Hal ketiga pada waktu kita berbicara bahwa pelayanan adalah soal keharusan,
itu sesungguhnya sedang berbicara tentang bagaimana kita secara sungguh-sungguh
melakukan pelayanan itu. Seorang yang melayani bukan berarti harus
memberikan seluruh waktunya untuk melayani Tuhan. Dalam arti,
sekalipun misalnya “hanya sebagai guru sekolah minggu” kita melayani
dengan kesungguhan. Saya memberi contoh dan mengatakan “hanya” guru
sekolah minggu karena gereja seringkali punya konsep yang keliru tentang
sekolah minggu. Seringkali Persekutuan Remaja dianggap sebagai anak
tiri dan Sekolah Minggu dianggap cucu tiri sehingga tempat beribadah
sekaligus merupakan gudang mereka padahal mereka lebih membutuhkan keadaan
kelas yang mendukung konsentrasi mereka yang mungkin hanya beberapa
menit. Tetapi jikalau seorang yang menyadari bahwa itu merupakan pelayanan
yang karena keharusan maka ia akan menjadi guru sekolah minggu dimana ingin
selalu memberikan yang terbaik bagi murid-muridnya. Karena secara
hakekat, ia menyampaikan sebuah khotbah kepada anak-anak dengan wadah sebuah
cerita. Tuhan Yesus melakukan hal yang seperti ini. Itu sebabnya dalam keadaaan
yang begitu letih Yesus justru mengabaikan semuanya dan melayani perempuan
yang hanya seorang sampah masyarakat (bdk. dengan Luk 5). Terkadang
dalam melayani, kita lebih mudah langsung mengeluarkan uang daripada
memberikan waktu kita untuk melayani.
4).
Seseorang yang menyadari bahwa pelayanan adalah keharusan dari Tuhan maka ia
tidak lagi melihat objek yang dilayani adalah yang seperti apa.
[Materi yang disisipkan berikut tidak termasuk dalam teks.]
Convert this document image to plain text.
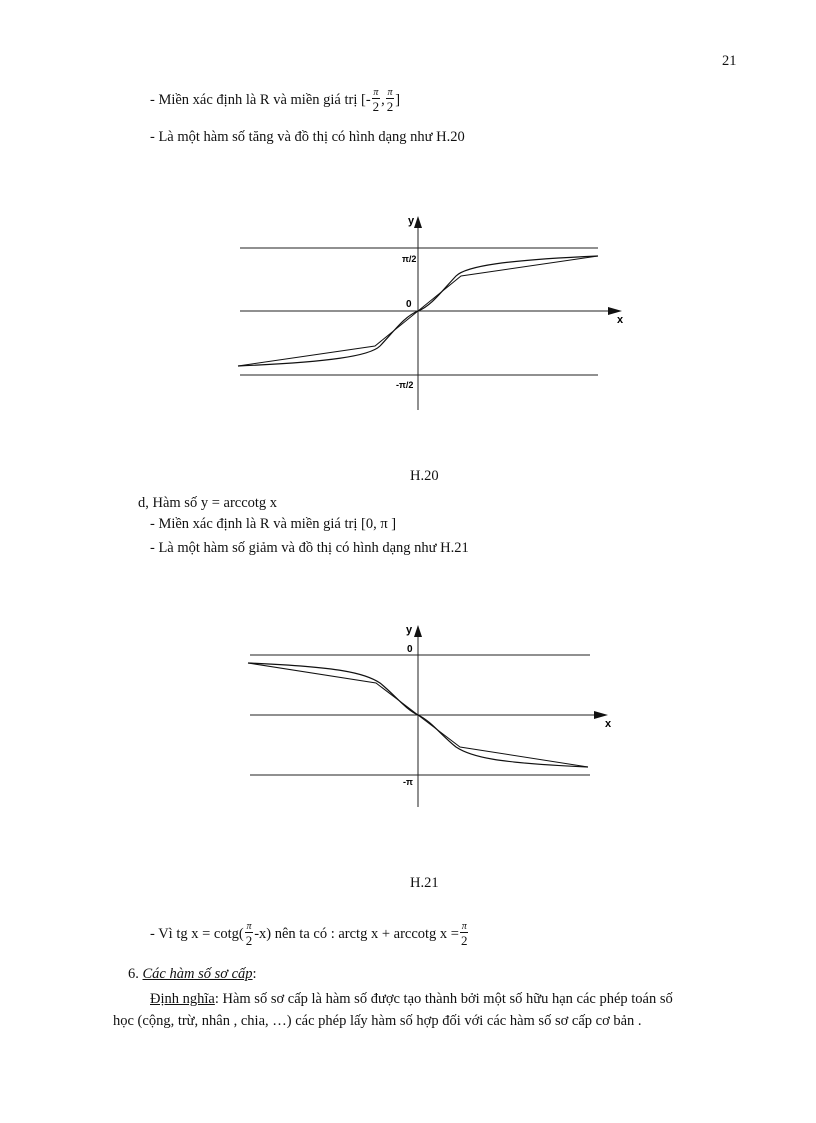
21
- Miền xác định là R và miền giá trị [- $\frac{\pi}{2}$ , $\frac{\pi}{2}$ ]
- Là một hàm số tăng và đồ thị có hình dạng như H.20
y
x
0
π/2
-π/2
H.20
d, Hàm số y = arccotg x
- Miền xác định là R và miền giá trị [0, π ]
- Là một hàm số giảm và đồ thị có hình dạng như H.21
y
x
0
-π
H.21
- Vì tg $x = \cot g( \frac{\pi}{2} -x)$ nên ta có : arctg x + arccotg $x = \frac{\pi}{2}$
6. Các hàm số sơ cấp:
Định nghĩa: Hàm số sơ cấp là hàm số được tạo thành bởi một số hữu hạn các phép toán số
học (cộng, trừ, nhân , chia, …) các phép lấy hàm số hợp đối với các hàm số sơ cấp cơ bản .
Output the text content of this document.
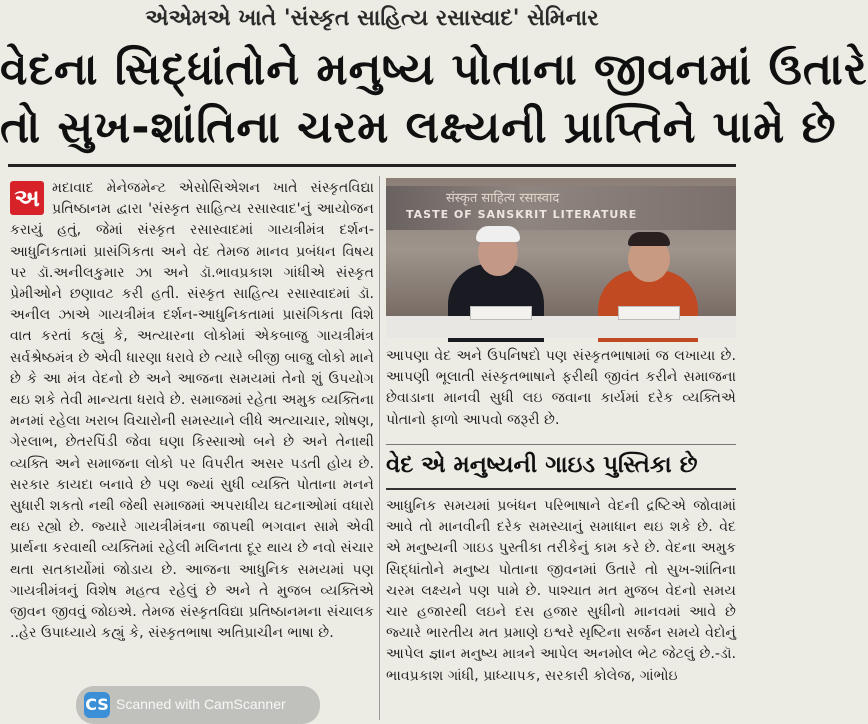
એએમએ ખાતે 'સંસ્કૃત સાહિત્ય રસાસ્વાદ' સેમિનાર
વેદના સિદ્ધાંતોને મનુષ્ય પોતાના જીવનમાં ઉતારે
તો સુખ-શાંતિના ચરમ લક્ષ્યની પ્રાપ્તિને પામે છે
અ મદાવાદ મેનેજમેન્ટ એસોસિએશન ખાતે સંસ્કૃતવિદ્યા પ્રતિષ્ઠાનમ દ્વારા 'સંસ્કૃત સાહિત્ય રસાસ્વાદ'નું આયોજન કરાયું હતું, જેમાં સંસ્કૃત રસાસ્વાદમાં ગાયત્રીમંત્ર દર્શન-આધુનિકતામાં પ્રાસંગિકતા અને વેદ તેમજ માનવ પ્રબંધન વિષય પર ડૉ.અનીલકુમાર ઝા અને ડૉ.ભાવપ્રકાશ ગાંધીએ સંસ્કૃત પ્રેમીઓને છણાવટ કરી હતી. સંસ્કૃત સાહિત્ય રસાસ્વાદમાં ડૉ. અનીલ ઝાએ ગાયત્રીમંત્ર દર્શન-આધુનિકતામાં પ્રાસંગિકતા વિશે વાત કરતાં કહ્યું કે, અત્યારના લોકોમાં એકબાજુ ગાયત્રીમંત્ર સર્વશ્રેષ્ઠમંત્ર છે એવી ધારણા ધરાવે છે ત્યારે બીજી બાજુ લોકો માને છે કે આ મંત્ર વેદનો છે અને આજના સમયમાં તેનો શું ઉપયોગ થઇ શકે તેવી માન્યતા ધરાવે છે. સમાજમાં રહેતા અમુક વ્યક્તિના મનમાં રહેલા ખરાબ વિચારોની સમસ્યાને લીધે અત્યાચાર, શોષણ, ગેરલાભ, છેતરપિંડી જેવા ઘણા કિસ્સાઓ બને છે અને તેનાથી વ્યક્તિ અને સમાજના લોકો પર વિપરીત અસર પડતી હોય છે. સરકાર કાયદા બનાવે છે પણ જ્યાં સુધી વ્યક્તિ પોતાના મનને સુધારી શકતો નથી જેથી સમાજમાં અપરાધીય ઘટનાઓમાં વધારો થઇ રહ્યો છે. જ્યારે ગાયત્રીમંત્રના જાપથી ભગવાન સામે એવી પ્રાર્થના કરવાથી વ્યક્તિમાં રહેલી મલિનતા દૂર થાય છે નવો સંચાર થતા સતકાર્યોમાં જોડાય છે. આજના આધુનિક સમયમાં પણ ગાયત્રીમંત્રનું વિશેષ મહત્વ રહેલું છે અને તે મુજબ વ્યક્તિએ જીવન જીવવું જોઇએ. તેમજ સંસ્કૃતવિદ્યા પ્રતિષ્ઠાનમના સંચાલક ..હેર ઉપાધ્યાયે કહ્યું કે, સંસ્કૃતભાષા અતિપ્રાચીન ભાષા છે.
संस्कृत साहित्य रसास्वाद
TASTE OF SANSKRIT LITERATURE
આપણા વેદ અને ઉપનિષદો પણ સંસ્કૃતભાષામાં જ લખાયા છે. આપણી ભૂલાતી સંસ્કૃતભાષાને ફરીથી જીવંત કરીને સમાજના છેવાડાના માનવી સુધી લઇ જવાના કાર્યમાં દરેક વ્યક્તિએ પોતાનો ફાળો આપવો જરૂરી છે.
વેદ એ મનુષ્યની ગાઇડ પુસ્તિકા છે
આધુનિક સમયમાં પ્રબંધન પરિભાષાને વેદની દ્રષ્ટિએ જોવામાં આવે તો માનવીની દરેક સમસ્યાનું સમાધાન થઇ શકે છે. વેદ એ મનુષ્યની ગાઇડ પુસ્તીકા તરીકેનું કામ કરે છે. વેદના અમુક સિદ્ધાંતોને મનુષ્ય પોતાના જીવનમાં ઉતારે તો સુખ-શાંતિના ચરમ લક્ષ્યને પણ પામે છે. પાશ્ચાત મત મુજબ વેદનો સમય ચાર હજારથી લઇને દસ હજાર સુધીનો માનવમાં આવે છે જ્યારે ભારતીય મત પ્રમાણે ઇશ્વરે સૃષ્ટિના સર્જન સમયે વેદોનું આપેલ જ્ઞાન મનુષ્ય માત્રને આપેલ અનમોલ ભેટ જેટલું છે.-ડૉ. ભાવપ્રકાશ ગાંધી, પ્રાધ્યાપક, સરકારી કોલેજ, ગાંભોઇ
CS Scanned with CamScanner
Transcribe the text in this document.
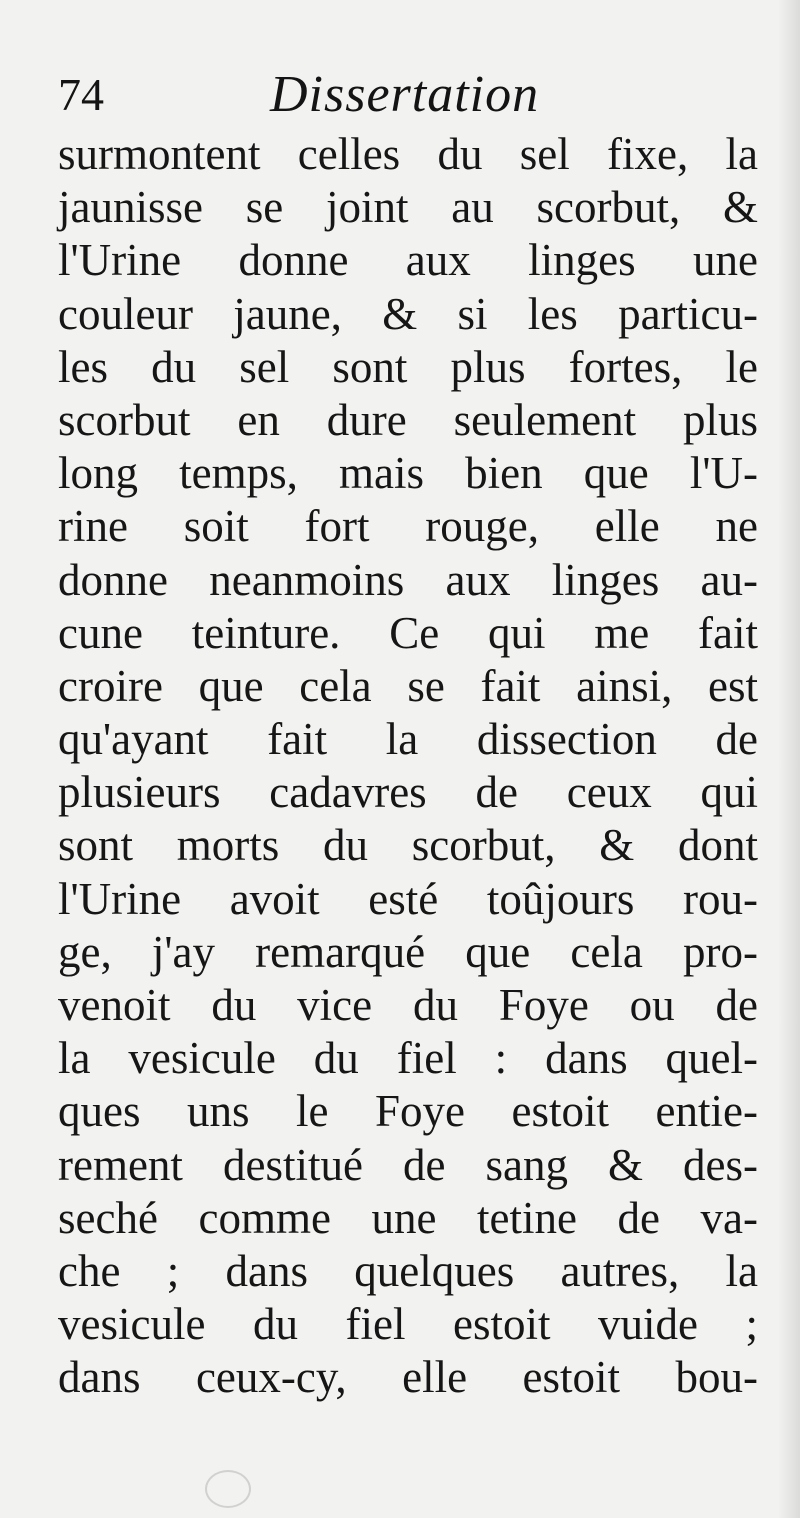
74	Dissertation
surmontent celles du sel fixe, la
jaunisse se joint au scorbut, &
l'Urine donne aux linges une
couleur jaune, & si les particu-
les du sel sont plus fortes, le
scorbut en dure seulement plus
long temps, mais bien que l'U-
rine soit fort rouge, elle ne
donne neanmoins aux linges au-
cune teinture. Ce qui me fait
croire que cela se fait ainsi, est
qu'ayant fait la dissection de
plusieurs cadavres de ceux qui
sont morts du scorbut, & dont
l'Urine avoit esté toûjours rou-
ge, j'ay remarqué que cela pro-
venoit du vice du Foye ou de
la vesicule du fiel : dans quel-
ques uns le Foye estoit entie-
rement destitué de sang & des-
seché comme une tetine de va-
che ; dans quelques autres, la
vesicule du fiel estoit vuide ;
dans ceux-cy, elle estoit bou-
Memang
kita dengan latar belakang, kebiasaan dan kepekaan masing-masing,
lebih mudah terbeban pada bidang pelayanan tertentu tetapi ada saat-saat
tertentu dimana Tuhan memberikan pada kita satu bentuk pelayanan
yang mungkin sama sekali berbeda dengan beban dan tugas pelayanan kita.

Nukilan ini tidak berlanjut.